I decided to test it on a couple of the pages of the daylily paper I made (the rest, about a dozen sheets of 8x5 paper, is being pressed under a heavy weight) as well as some abaca and cotton linters paper sheets I'd made at other times.
This was a gelatin mixture, one box of four envelopes of plain gelatin (at the supermarket) to one quart of water.After softening the gelatin in cold water,
then bringing it to the boil, I poured it into my papermaking vat,
and dipped the pages in, one at a time,leaving them to soak through, then lifting them up to drain. I made several discoveries in the course of this adventure, one that only the sturdiest of my pages could handle the gelatin sizing, and two, that the cotton linters was especially fragile. The daylily papers stood up fine, though, so we'll see how it works once dry. They may become covers for handmade books.
The pages had to be hung on a clothesline in the studio to dry completely, hence the washday aspect of the pix here.

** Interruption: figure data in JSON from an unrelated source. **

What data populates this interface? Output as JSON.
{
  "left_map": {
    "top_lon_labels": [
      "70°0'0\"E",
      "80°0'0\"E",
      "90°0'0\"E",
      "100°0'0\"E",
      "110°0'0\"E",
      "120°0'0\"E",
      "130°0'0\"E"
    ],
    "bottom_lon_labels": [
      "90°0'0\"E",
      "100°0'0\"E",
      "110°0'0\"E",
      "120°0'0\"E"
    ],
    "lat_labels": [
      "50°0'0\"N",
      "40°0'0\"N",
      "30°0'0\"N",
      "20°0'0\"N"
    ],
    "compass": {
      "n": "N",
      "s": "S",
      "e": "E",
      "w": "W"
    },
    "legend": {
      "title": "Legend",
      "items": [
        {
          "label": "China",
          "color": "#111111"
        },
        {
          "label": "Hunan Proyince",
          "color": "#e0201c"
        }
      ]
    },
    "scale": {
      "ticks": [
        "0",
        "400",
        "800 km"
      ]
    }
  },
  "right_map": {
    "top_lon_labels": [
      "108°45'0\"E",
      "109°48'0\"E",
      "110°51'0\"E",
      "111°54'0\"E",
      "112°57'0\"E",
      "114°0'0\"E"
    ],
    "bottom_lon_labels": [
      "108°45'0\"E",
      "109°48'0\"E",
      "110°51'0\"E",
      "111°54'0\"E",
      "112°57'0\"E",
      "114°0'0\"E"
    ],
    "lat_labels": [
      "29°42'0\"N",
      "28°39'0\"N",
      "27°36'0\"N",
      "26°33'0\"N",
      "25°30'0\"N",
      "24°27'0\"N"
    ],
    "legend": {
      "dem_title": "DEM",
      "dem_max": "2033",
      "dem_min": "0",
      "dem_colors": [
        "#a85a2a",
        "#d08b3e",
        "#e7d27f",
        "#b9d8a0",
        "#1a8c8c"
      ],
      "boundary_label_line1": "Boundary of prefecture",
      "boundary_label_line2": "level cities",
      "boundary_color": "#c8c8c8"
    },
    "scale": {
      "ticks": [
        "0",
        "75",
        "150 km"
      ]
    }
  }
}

Because the studio is on the third floor, and the cooking area is in the kitchen, this little post of paper cost me many flights of stairs, great aerobic exercise.
It's good to note that this entire papermaking exercise,from gathering the foliage to finishing the sizing, is all nontoxic. Safe in the kitchen, the gelatin being food grade. Otherwise I wouldn't mix art and my cooking area.
you have certainly made a lot of paper which I am sure we will see in the not too distant future with stitching or painting on. Good to see what the gelatine was used for, not a paper maker myself, need someone on my shoulder to show me how, have had little attempts but they were very poor.